Civil Trial Begins in Yankee Pitcher Death Case

Cory Lidle died when small plane he was in crashed into Manhattan building.

A lawyer for the manufacturer of the small plane that Yankees pitcher Cory Lidle and a flight instructor were piloting when they crashed into a Manhattan apartment building in 2006 told a jury Wednesday that the victims, not the company, were to blame for their deaths.

The jury heard opening statements in a lawsuit brought by Lidle's wife and the family of Lidle's instructor, Tyler Stanger, that blames Cirrus Design Corp. for the crash. Lidle, who was 34, died just days after his baseball season ended.

The Duluth, Minn.-based company is "genuinely sorry" that its Cirrus SR-20 was involved in the "terrible tragedy" that instantly killed Lidle and Stanger, attorney Patrick Bradley said in U.S. District Court in Manhattan. But it "is wrong and unfair to blame someone for something they didn't do," Bradley said.

Bradley spoke after California attorney Todd Macaluso told jurors that he would prove that the company rushed the plane into production a decade ago with an inferior control system. Lidle and Stanger desperately tried to re-engage a jammed steering system as the plane went out of control, rolling and dropping altitude in the last 45 seconds before the crash, Macaluso said.

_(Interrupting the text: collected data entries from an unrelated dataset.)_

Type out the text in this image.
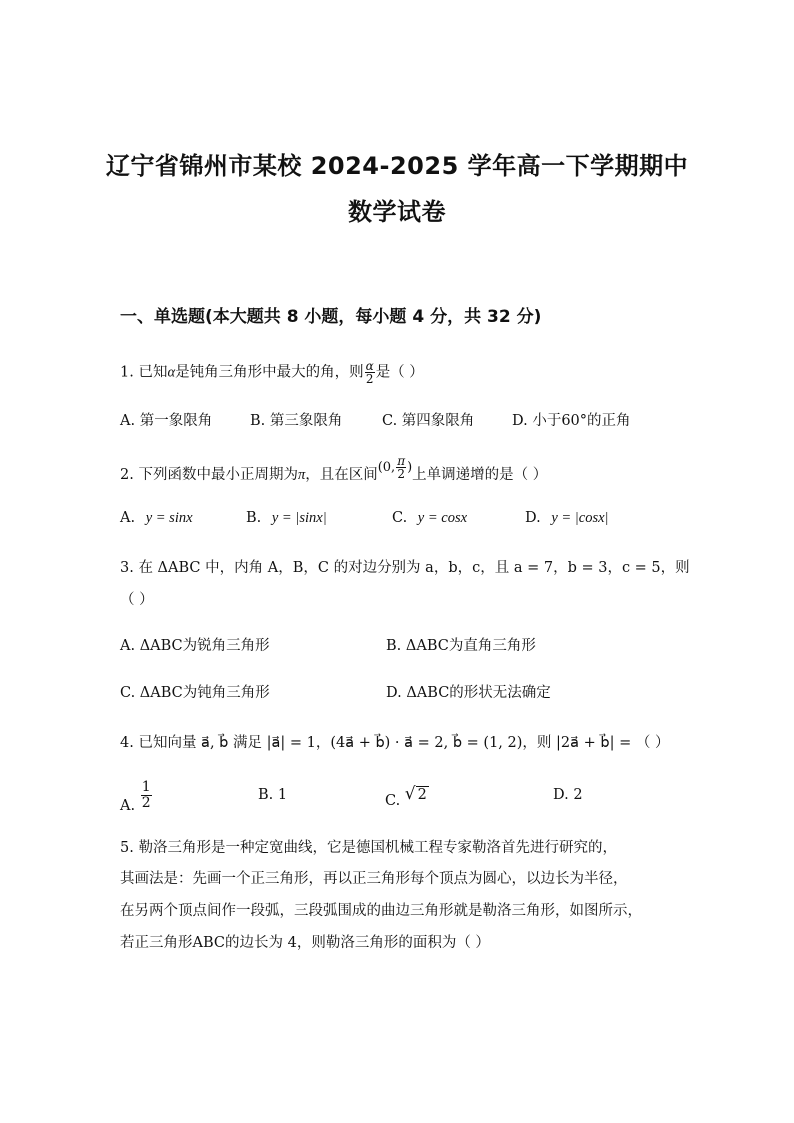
辽宁省锦州市某校 2024-2025 学年高一下学期期中
数学试卷
一、单选题(本大题共 8 小题，每小题 4 分，共 32 分)
1. 已知α是钝角三角形中最大的角，则 $\frac{\alpha}{2}$ 是（ ）
A. 第一象限角	B. 第三象限角	C. 第四象限角	D. 小于60°的正角
2. 下列函数中最小正周期为π，且在区间(0, $\frac{\pi}{2}$ )上单调递增的是（ ）
A. y = sinx	B. y = |sinx|	C. y = cosx	D. y = |cosx|
3. 在 ΔABC 中，内角 A，B，C 的对边分别为 a，b，c，且 a = 7，b = 3，c = 5，则
（ ）
A. ΔABC为锐角三角形	B. ΔABC为直角三角形
C. ΔABC为钝角三角形	D. ΔABC的形状无法确定
4. 已知向量 a⃗, b⃗ 满足 |a⃗| = 1，(4a⃗ + b⃗) · a⃗ = 2, b⃗ = (1, 2)，则 |2a⃗ + b⃗| = （ ）
A. $\frac{1}{2}$	B. 1	C. √ 2	D. 2
5. 勒洛三角形是一种定宽曲线，它是德国机械工程专家勒洛首先进行研究的，
其画法是：先画一个正三角形，再以正三角形每个顶点为圆心，以边长为半径，
在另两个顶点间作一段弧，三段弧围成的曲边三角形就是勒洛三角形，如图所示，
若正三角形ABC的边长为 4，则勒洛三角形的面积为（ ）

Bradley blamed the October 2006 crash on a series of pilot errors that began after the men tried to make a sharp "high performance" turn in one of the busiest air corridors in the country, a move he compared to trying to make a sharp left turn while driving a car at 55 mph to 65 mph. He said the pilots could have started the maneuver from an altitude of up to 1,200 feet, but instead were only at about 600 feet, about half the height of the Empire State Building.

Bradley said the plane rose to about 700 feet, appeared to stall and then dramatically descended to less than 400 feet before smashing into the building at an altitude of about 330 feet.

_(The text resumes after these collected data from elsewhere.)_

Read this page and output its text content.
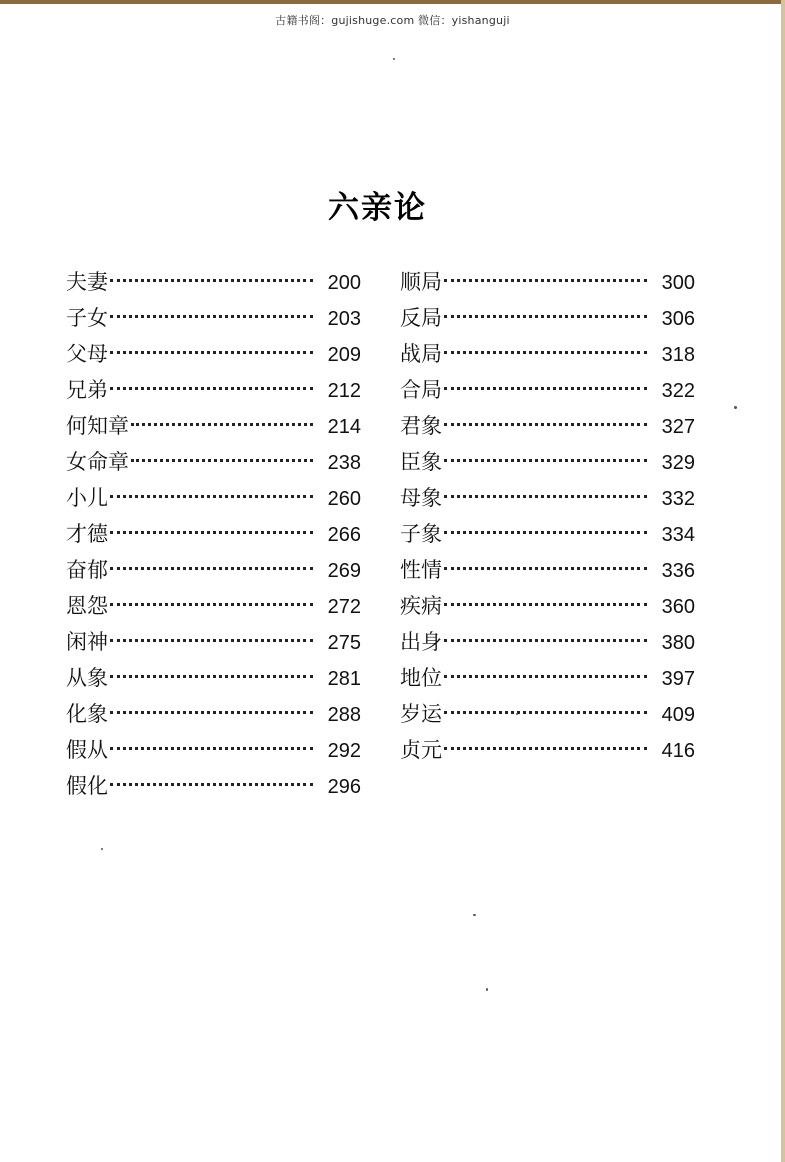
古籍书阁：gujishuge.com 微信：yishanguji
六亲论
夫妻	200
子女	203
父母	209
兄弟	212
何知章	214
女命章	238
小儿	260
才德	266
奋郁	269
恩怨	272
闲神	275
从象	281
化象	288
假从	292
假化	296
顺局	300
反局	306
战局	318
合局	322
君象	327
臣象	329
母象	332
子象	334
性情	336
疾病	360
出身	380
地位	397
岁运	409
贞元	416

He said Lidle and Stanger never notified anyone of an emergency and did not try to use the plane's parachute, a safety feature the company pioneered after one of its founders once survived a mid-air collision between two planes. He said Lidle had bought the plane months earlier and had flown it for only four hours before the accident. Both men were flying it when it crashed.

Macaluso said Stanger had 2,500 hours of flight experience, but Bradley said Stanger had only 25 hours of experience in the Cirrus SR-20 and that neither Lidle nor Stanger had ever flown up the East River corridor.

Bradley's opening followed a presentation by Macaluso that relied heavily on graphics displayed to jurors on a large screen.

Macaluso said Lidle and Stanger began the flight from a New Jersey airport after their families enjoyed a visit to the top of the Empire State Building. He showed jurors a photograph that was taken there.

He said the men's wives and children were going to board commercial jets to California, while Lidle and Stanger flew the private plane, but only after a swing past the Statue of Liberty.

After going around the landmark, they headed up the East River, where Macaluso said an employee at a Queens power plant saw them get so close to a large gas tank that he thought it was a terrorist attack. Bradley disputed this, saying radar hits registered every 4.5 seconds prove the plane never flew over Queens.

Macaluso said the men bent the joysticks used to control the wings in a bid to unjam flight controls as they tried to prevent an accident that had never happened in the thousands of times pilots have made a similar turn over the East River in Manhattan.

"They did everything that a prudent pilot would do," he said. "There is no pilot error."

Macaluso said there were even signs the pilots may have been trying to engage the parachute before they crashed.

At one point, Macaluso showed photographs taken inside the apartment that the plane crashed into. As he did, Lidle's widow, Melanie, seated in the front row, dabbed tears from her eyes. The families are suing for more than $100 million.

The National Transportation Safety Board concluded that the two men misjudged the turn and didn't realize their mistake until it was too late. That conclusion was not told to the jury.

Both attorneys held models of the airplane in front of the jury, sometimes turning them to demonstrate a roll or the effects of wind. Bradley brought along a model of some of the buildings the plane encountered before the crash. They were large enough that they partially blocked Judge Barbara Jones' view of the jury box, where one juror seemed to fall asleep at times.

When Bradley demonstrated how the plane approached the building, he set down his larger model airplane and replaced it with one about as big as a box of matches.

He said it was impossible for the plane's flight control system to lock up. And he used some of the same evidence that Macaluso cited to make his case.

"Is this about science? Yes," he said. "But you've got to get the analysis right."